Why you should use a graph database

Graph databases excel for apps that explore many-to-many relationships, such as recommendation systems. Let's look at an example

1 2 Page 2
Page 2 of 2

Defining graph schema and queries with Gremlin

Let’s take a look at how to get started using a graph database using a real example, the recommender system we recently added to KillrVideo. KillrVideo is a reference application for sharing and watching videos that we built to help developers learn how to use DataStax Enterprise, including DataStax Enterprise Graph, a graph database built on top of highly scalable data technologies including Apache Cassandra and Apache Spark.

The language used for describing and interacting with graphs in DataStax Enterprise Graph is Gremlin, which is part of the Apache TinkerPop project. Gremlin is known as the go-to language for describing graph traversals due to its flexibility, extensibility, and support for both declarative and imperative queries. Gremlin is based on the Groovy language, and drivers are available in multiple languages. Most importantly, Gremlin is supported by most popular graph databases including DataStax Enterprise Graph, Neo4j, AWS Neptune, and Azure Cosmos DB.

We designed a recommendation algorithm to identify the data we would need as input. The approach was to generate recommendations for a given user based on videos that were liked by similar users. Our goal was to generate recommendations in real-time as users interact with the KillrVideo application, i.e. as an OLTP interaction.

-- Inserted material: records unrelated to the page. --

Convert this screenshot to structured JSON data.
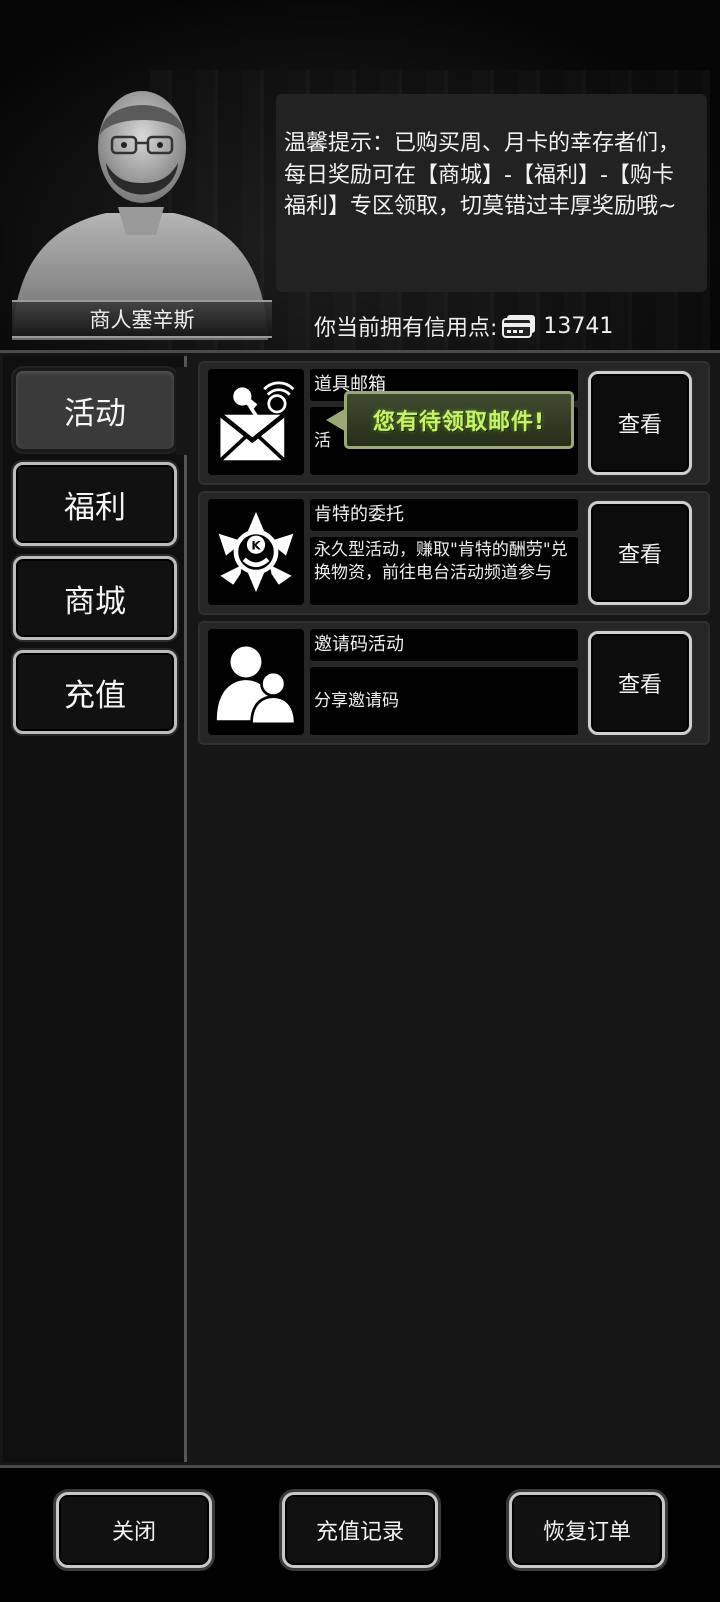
{
  "npc": {
    "name": "商人塞辛斯"
  },
  "tip": {
    "text": "温馨提示：已购买周、月卡的幸存者们，每日奖励可在【商城】-【福利】-【购卡福利】专区领取，切莫错过丰厚奖励哦~"
  },
  "credits": {
    "label": "你当前拥有信用点:",
    "value": "13741",
    "icon": "credit-card-icon"
  },
  "tabs": [
    {
      "label": "活动",
      "active": true
    },
    {
      "label": "福利",
      "active": false
    },
    {
      "label": "商城",
      "active": false
    },
    {
      "label": "充值",
      "active": false
    }
  ],
  "rows": [
    {
      "title": "道具邮箱",
      "desc": "活",
      "button": "查看",
      "icon": "mail-pin-icon",
      "badge": "您有待领取邮件!"
    },
    {
      "title": "肯特的委托",
      "desc": "永久型活动，赚取\"肯特的酬劳\"兑换物资，前往电台活动频道参与",
      "button": "查看",
      "icon": "kent-emblem-icon"
    },
    {
      "title": "邀请码活动",
      "desc": "分享邀请码",
      "button": "查看",
      "icon": "users-icon"
    }
  ],
  "footer": {
    "close": "关闭",
    "recharge_history": "充值记录",
    "restore_order": "恢复订单"
  },
  "colors": {
    "badge_text": "#c7f26a",
    "badge_border": "#9aa877",
    "button_border": "#cfcfcf"
  }
}
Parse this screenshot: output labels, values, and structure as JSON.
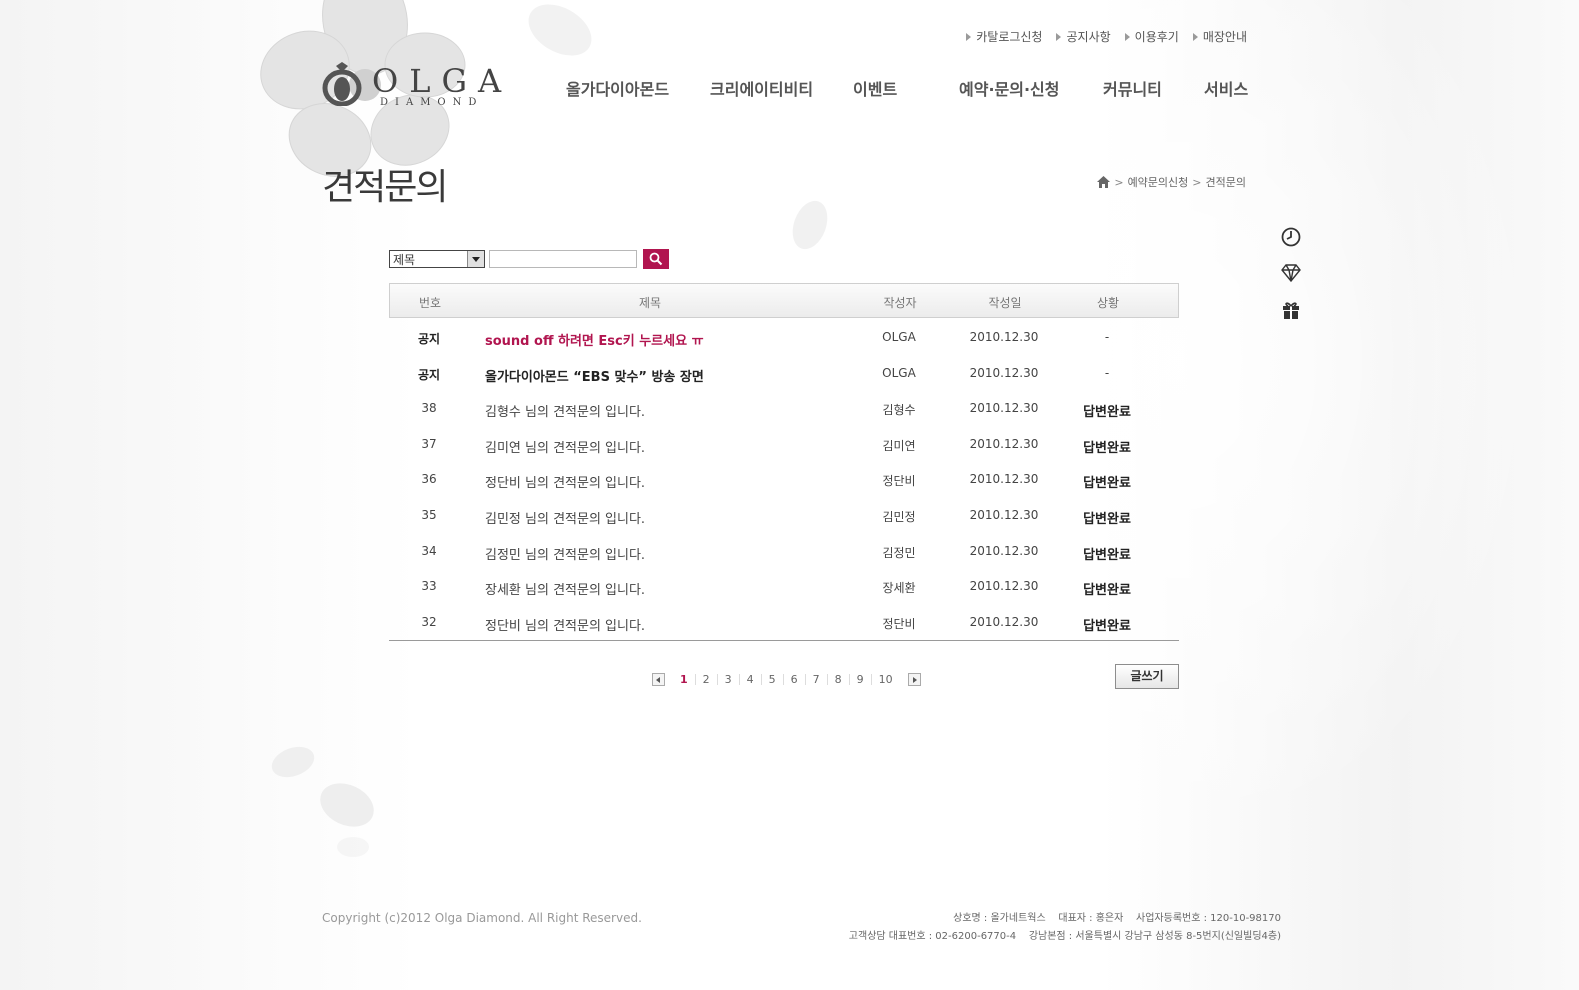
{
  "util_links": [
    "카탈로그신청",
    "공지사항",
    "이용후기",
    "매장안내"
  ],
  "logo": {
    "name": "OLGA",
    "sub": "DIAMOND"
  },
  "nav": [
    "올가다이아몬드",
    "크리에이티비티",
    "이벤트",
    "예약·문의·신청",
    "커뮤니티",
    "서비스"
  ],
  "page_title": "견적문의",
  "breadcrumb": {
    "level1": "예약문의신청",
    "level2": "견적문의"
  },
  "quick_icons": [
    "clock-icon",
    "diamond-icon",
    "gift-icon"
  ],
  "search": {
    "select_value": "제목",
    "input_value": "",
    "button_icon": "search-icon"
  },
  "table": {
    "headers": {
      "no": "번호",
      "title": "제목",
      "writer": "작성자",
      "date": "작성일",
      "status": "상황"
    },
    "rows": [
      {
        "no": "공지",
        "title": "sound off 하려면 Esc키 누르세요 ㅠ",
        "writer": "OLGA",
        "date": "2010.12.30",
        "status": "-"
      },
      {
        "no": "공지",
        "title": "올가다이아몬드 “EBS 맞수” 방송 장면",
        "writer": "OLGA",
        "date": "2010.12.30",
        "status": "-"
      },
      {
        "no": "38",
        "title": "김형수 님의 견적문의 입니다.",
        "writer": "김형수",
        "date": "2010.12.30",
        "status": "답변완료"
      },
      {
        "no": "37",
        "title": "김미연 님의 견적문의 입니다.",
        "writer": "김미연",
        "date": "2010.12.30",
        "status": "답변완료"
      },
      {
        "no": "36",
        "title": "정단비 님의 견적문의 입니다.",
        "writer": "정단비",
        "date": "2010.12.30",
        "status": "답변완료"
      },
      {
        "no": "35",
        "title": "김민정 님의 견적문의 입니다.",
        "writer": "김민정",
        "date": "2010.12.30",
        "status": "답변완료"
      },
      {
        "no": "34",
        "title": "김정민 님의 견적문의 입니다.",
        "writer": "김정민",
        "date": "2010.12.30",
        "status": "답변완료"
      },
      {
        "no": "33",
        "title": "장세환 님의 견적문의 입니다.",
        "writer": "장세환",
        "date": "2010.12.30",
        "status": "답변완료"
      },
      {
        "no": "32",
        "title": "정단비 님의 견적문의 입니다.",
        "writer": "정단비",
        "date": "2010.12.30",
        "status": "답변완료"
      }
    ]
  },
  "pagination": {
    "pages": [
      "1",
      "2",
      "3",
      "4",
      "5",
      "6",
      "7",
      "8",
      "9",
      "10"
    ],
    "current": "1"
  },
  "write_button": "글쓰기",
  "footer": {
    "copyright": "Copyright (c)2012 Olga Diamond. All Right Reserved.",
    "line1": "상호명 : 올가네트웍스    대표자 : 홍은자    사업자등록번호 : 120-10-98170",
    "line2": "고객상담 대표번호 : 02-6200-6770-4    강남본점 : 서울특별시 강남구 삼성동 8-5번지(신일빌딩4층)"
  },
  "colors": {
    "accent": "#b1154f",
    "text": "#333333",
    "muted": "#999999"
  }
}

To define the schema, we identified a subset of the data managed by KillrVideo that we needed for our graph. This included users, videos, ratings, and tags, as well as properties of these items that we might reference in the algorithm or present in recommendation results. We then created a graph schema in Gremlin that looked like this:

// create vertex labels
schema.vertexLabel(“user”).partitionKey(‘userId’).
  properties(“userId”, “email”, “added_date”).ifNotExists().create();
schema.vertexLabel(“video”).partitionKey(‘videoId’).
  properties(“videoId”, “name”, “description”, “added_date”,
preview_image_location”).ifNotExists().create();
schema.vertexLabel(“tag”).partitionKey(‘name’).
  properties(“name”, “tagged_date”).ifNotExists().create();

// create edge labels
schema.edgeLabel(“rated”).multiple().properties(“rating”).
  connection(“user”,”video”).ifNotExists().create();
schema.edgeLabel(“uploaded”).single().properties(“added_date”).
  connection(“user”,”video”).ifNotExists().create();
schema.edgeLabel(“taggedWith”).single().
  connection(“video”,”tag”).ifNotExists().create();

We chose to model users, videos, and tags as vertices, and used edges to identify which users uploaded which videos, user ratings of videos, and the tags associated with each video. We assigned properties to vertices and edges that are referenced in queries or included in results. The resulting schema looks like this in DataStax Studio, a notebook-style developer tool for developing and executing queries in CQL and Gremlin.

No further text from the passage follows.